CMS has attempted to tailor ACOs to a variety of health organizations so that each is comfortable with the level of risk it is undertaking though participation. The Medicare Access & CHIP Reauthorization Act, for example, offers the choice of participation in an Alternative Payment Model or just FFS. Similarly, the Oncology Care Model, scheduled for launch in spring of 2016, allows for innovative forms of reimbursement.
These programs have yet to show their worth, and there is evidence that ACOs have stumbled in various respects, other panelists responded. Okon said that ACOs reminded him of homeowners associations that require numerous permissions even for relatively minor things, such as paint colors and landscaping. Despite that level of control, a single large expense for an uncovered drug can take a practice completely by surprise and “bust the bank,” Okon said.
On the other hand, Okon said, raising the example of the Oncology Medical Home form of integrated care that COA has promoted, better coordination and patient-centered care can enable a family to avoid a trip to the emergency department because off-hours oncology care is available through a practice location. In one such instance, payment was vastly simplified, Okon said. “It wasn’t ‘Ka-ching! Ka-ching! Ka-ching!’”

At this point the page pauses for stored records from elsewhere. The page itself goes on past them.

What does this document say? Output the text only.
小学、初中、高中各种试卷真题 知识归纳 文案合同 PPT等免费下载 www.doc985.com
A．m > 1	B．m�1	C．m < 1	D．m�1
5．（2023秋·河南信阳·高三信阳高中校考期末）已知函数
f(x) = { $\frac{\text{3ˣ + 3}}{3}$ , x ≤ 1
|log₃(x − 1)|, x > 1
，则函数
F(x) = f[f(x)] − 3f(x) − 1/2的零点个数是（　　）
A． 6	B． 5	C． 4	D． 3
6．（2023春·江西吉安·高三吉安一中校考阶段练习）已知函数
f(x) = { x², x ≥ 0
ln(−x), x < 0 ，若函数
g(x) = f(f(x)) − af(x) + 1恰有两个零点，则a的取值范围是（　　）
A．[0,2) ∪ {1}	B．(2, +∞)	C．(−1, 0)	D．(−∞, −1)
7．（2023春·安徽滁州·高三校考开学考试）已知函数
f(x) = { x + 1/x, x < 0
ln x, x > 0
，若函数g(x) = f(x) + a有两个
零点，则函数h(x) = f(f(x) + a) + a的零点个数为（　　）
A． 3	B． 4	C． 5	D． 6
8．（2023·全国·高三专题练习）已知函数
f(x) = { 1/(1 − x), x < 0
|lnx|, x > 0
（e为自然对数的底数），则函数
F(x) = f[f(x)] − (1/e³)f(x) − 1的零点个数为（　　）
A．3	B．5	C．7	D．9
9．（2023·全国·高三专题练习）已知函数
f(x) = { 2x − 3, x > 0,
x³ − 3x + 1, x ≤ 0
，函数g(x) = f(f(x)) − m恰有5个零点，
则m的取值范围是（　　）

Another problem with the increasing emphasis on ACOs has to do with the government’s lack of experience with managing multiple complex payment models and measuring outcomes, said panelist Scott Gottlieb, MD, a resident fellow at the American Enterprise Institute and a former medical policy development director at the FDA. “They’re not necessarily having the outcomes that CMS had hoped for,” he said, adding that the future for ACOs doesn’t look promising. “I think they’ll be hard-pressed to make these partially capitated models and the ACO construct work.” “You’re seeing more rhetoric in Washington from individuals who were previously champions of ACOs who recognize some of the growing pains. Now they’re saying, ‘Well, they weren’t the ultimate model we had in mind. They were there to test the transfer of risk,’ so you’re seeing some moving away. In a field that’s is as fast-moving as oncology, reimbursement models that are based on backward measures of risk and cost are going to make it more challenging in this setting than others.”
As these programs falter, CMS is likely to fall back on elements of cost management with which it has been successful, such as bundled care, Gottlieb said.

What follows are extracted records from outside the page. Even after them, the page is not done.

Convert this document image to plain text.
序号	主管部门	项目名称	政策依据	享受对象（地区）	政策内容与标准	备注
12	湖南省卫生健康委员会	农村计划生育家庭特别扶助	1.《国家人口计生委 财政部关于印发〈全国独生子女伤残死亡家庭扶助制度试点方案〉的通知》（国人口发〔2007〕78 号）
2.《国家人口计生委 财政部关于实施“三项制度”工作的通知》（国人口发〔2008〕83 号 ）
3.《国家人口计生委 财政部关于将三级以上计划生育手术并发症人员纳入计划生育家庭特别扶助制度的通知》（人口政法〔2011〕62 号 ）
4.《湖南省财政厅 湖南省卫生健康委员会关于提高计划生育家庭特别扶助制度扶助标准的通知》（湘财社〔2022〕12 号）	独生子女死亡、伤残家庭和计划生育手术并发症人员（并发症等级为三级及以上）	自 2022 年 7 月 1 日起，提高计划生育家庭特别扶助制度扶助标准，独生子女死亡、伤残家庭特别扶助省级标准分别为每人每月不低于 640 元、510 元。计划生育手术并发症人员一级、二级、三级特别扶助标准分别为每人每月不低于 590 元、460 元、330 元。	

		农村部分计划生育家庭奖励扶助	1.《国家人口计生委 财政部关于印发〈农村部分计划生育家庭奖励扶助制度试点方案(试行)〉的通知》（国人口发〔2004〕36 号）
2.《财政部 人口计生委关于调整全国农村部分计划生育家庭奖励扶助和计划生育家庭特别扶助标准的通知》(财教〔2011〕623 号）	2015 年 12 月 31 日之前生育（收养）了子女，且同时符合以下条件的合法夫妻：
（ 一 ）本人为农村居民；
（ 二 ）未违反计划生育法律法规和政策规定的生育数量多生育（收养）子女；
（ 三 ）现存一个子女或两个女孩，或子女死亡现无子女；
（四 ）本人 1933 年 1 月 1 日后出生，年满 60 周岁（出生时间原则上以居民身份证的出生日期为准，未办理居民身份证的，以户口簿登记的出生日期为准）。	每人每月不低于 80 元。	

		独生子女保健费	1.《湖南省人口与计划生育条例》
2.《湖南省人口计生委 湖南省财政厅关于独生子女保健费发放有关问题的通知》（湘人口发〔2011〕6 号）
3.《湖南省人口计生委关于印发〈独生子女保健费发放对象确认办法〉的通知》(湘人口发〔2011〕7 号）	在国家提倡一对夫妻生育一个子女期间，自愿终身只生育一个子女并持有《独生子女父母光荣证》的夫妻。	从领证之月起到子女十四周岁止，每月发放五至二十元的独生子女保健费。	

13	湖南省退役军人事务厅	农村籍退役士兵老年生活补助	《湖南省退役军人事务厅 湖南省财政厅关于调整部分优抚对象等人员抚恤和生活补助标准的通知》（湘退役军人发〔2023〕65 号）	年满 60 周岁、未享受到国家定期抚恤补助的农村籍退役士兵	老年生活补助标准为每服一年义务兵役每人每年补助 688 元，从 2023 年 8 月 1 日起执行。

The panel discussion touched on measures of performance. Okon noted the recent efforts of a COA steering committee to develop a set of 18 quality and value measures, which the alliance has said some payers have begun to accept. It’s not easy, though, to get more payers to accept these measures, he said. “We’re trying to run with something that will actually work and is actually good patient medicine. The problem is that the system around us can’t move fast enough.”
Gottlieb, though, said he wasn’t convinced that quality measures translate to successful innovation. “The problem in these policy constructs is that you never learn to run because you’re so busy crawling. When you default to a certain set of measures, it becomes static and hard to change.”